Dari sudut etika hukum, KUHP 2023 dan RUU TPPM mencoba berdiri di tengah-tengah antara tuntutan keadilan retributif dan nilai kemanusiaan universal. Negara tidak serta-merta menghapus pidana mati, tetapi menundanya, memberi waktu introspeksi, dan membuka peluang pengampunan. Ini mencerminkan kompromi moral dan politik hukum: mempertahankan ancaman pidana mati demi ketertiban sosial, namun mengendalikannya dalam koridor kemanusiaan.
Penutup
Pengaturan pidana mati dalam KUHP Nasional (UU No. 1 Tahun 2023)
dan rancangan RUU Tata
Cara Pelaksanaan Pidana Mati merupakan langkah progresif menuju
sistem hukum pidana yang lebih modern dan manusiawi. Pidana mati kini tidak
lagi menjadi hukuman absolut, melainkan pidana
khusus bersyarat dengan masa percobaan 10 tahun, memberikan
peluang bagi rehabilitasi moral dan spiritual terpidana.

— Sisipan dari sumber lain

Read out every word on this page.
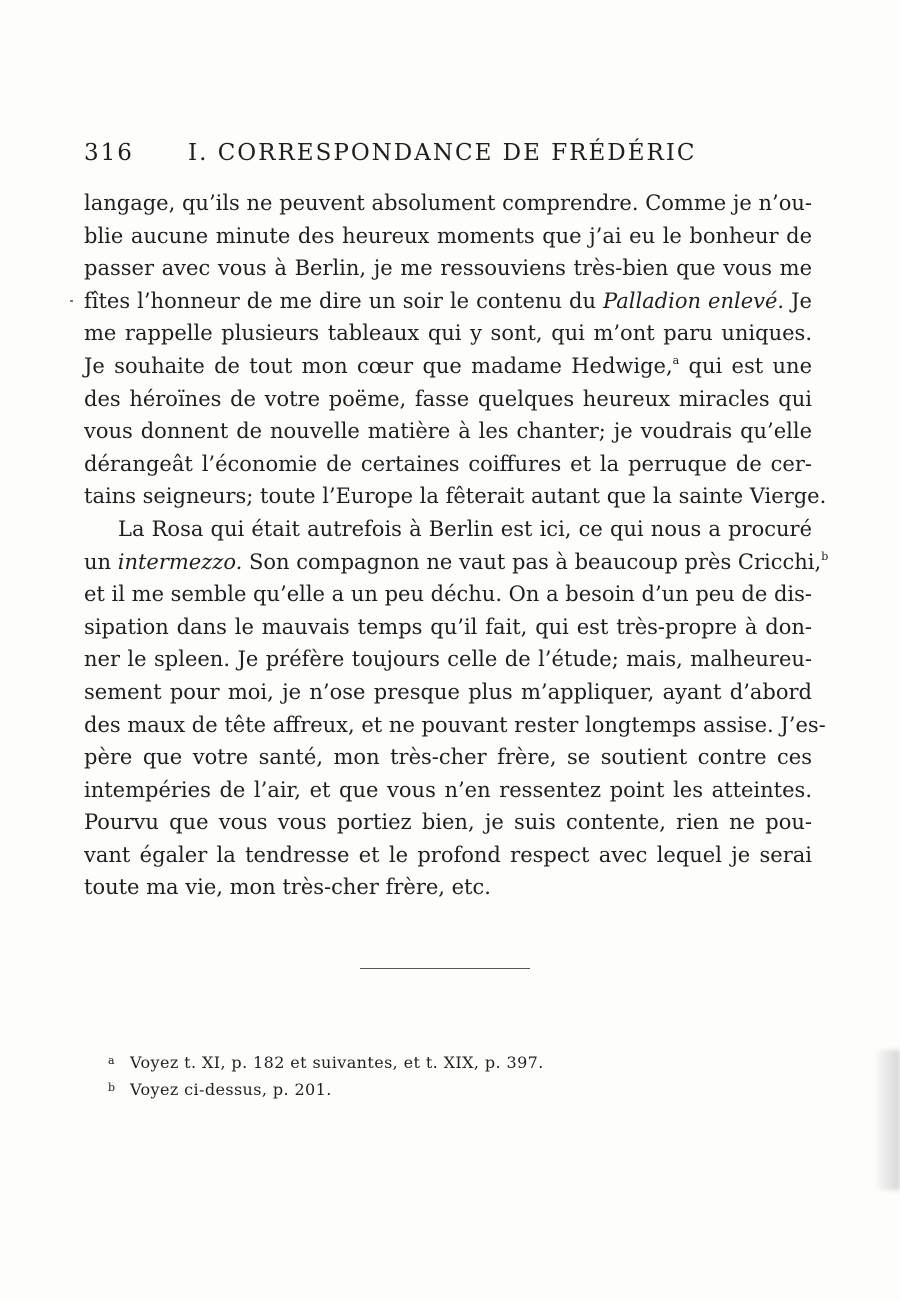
316 I. CORRESPONDANCE DE FRÉDÉRIC
langage, qu’ils ne peuvent absolument comprendre. Comme je n’ou-
blie aucune minute des heureux moments que j’ai eu le bonheur de
passer avec vous à Berlin, je me ressouviens très-bien que vous me
fîtes l’honneur de me dire un soir le contenu du Palladion enlevé. Je
me rappelle plusieurs tableaux qui y sont, qui m’ont paru uniques.
Je souhaite de tout mon cœur que madame Hedwige,$^a$ qui est une
des héroïnes de votre poëme, fasse quelques heureux miracles qui
vous donnent de nouvelle matière à les chanter; je voudrais qu’elle
dérangeât l’économie de certaines coiffures et la perruque de cer-
tains seigneurs; toute l’Europe la fêterait autant que la sainte Vierge.
La Rosa qui était autrefois à Berlin est ici, ce qui nous a procuré
un intermezzo. Son compagnon ne vaut pas à beaucoup près Cricchi,$^b$
et il me semble qu’elle a un peu déchu. On a besoin d’un peu de dis-
sipation dans le mauvais temps qu’il fait, qui est très-propre à don-
ner le spleen. Je préfère toujours celle de l’étude; mais, malheureu-
sement pour moi, je n’ose presque plus m’appliquer, ayant d’abord
des maux de tête affreux, et ne pouvant rester longtemps assise. J’es-
père que votre santé, mon très-cher frère, se soutient contre ces
intempéries de l’air, et que vous n’en ressentez point les atteintes.
Pourvu que vous vous portiez bien, je suis contente, rien ne pou-
vant égaler la tendresse et le profond respect avec lequel je serai
toute ma vie, mon très-cher frère, etc.
a Voyez t. XI, p. 182 et suivantes, et t. XIX, p. 397.
b Voyez ci-dessus, p. 201.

Baca Juga: Aplikasi Perkusi Badilum Sebagai Upaya Transparansi Pelaksanaan Eksekusi
RUU TPPM melengkapi KUHP Nasional dengan
menetapkan mekanisme pelaksanaan yang transparan,
profesional, dan menghormati martabat manusia, sekaligus menjamin hak-hak terpidana
menjelang eksekusi.
Kendati demikian, secara substansial, keberadaan
pidana mati tetap menyisakan pertentangan antara nilai kemanusiaan dan kepastian hukum. Negara memang berupaya menegakkan
keadilan bagi korban dan masyarakat, tetapi juga harus terus menimbang tanggung
jawab moral terhadap hak hidup sebagai hak yang tidak dapat dikurangi dalam
keadaan apa pun.
Saran
- Implementasi KUHP 2023 dan RUU TPPM perlu disertai pembentukan mekanisme pengawasan independen, melibatkan Komnas HAM, LPSK, serta lembaga etik profesi hukum.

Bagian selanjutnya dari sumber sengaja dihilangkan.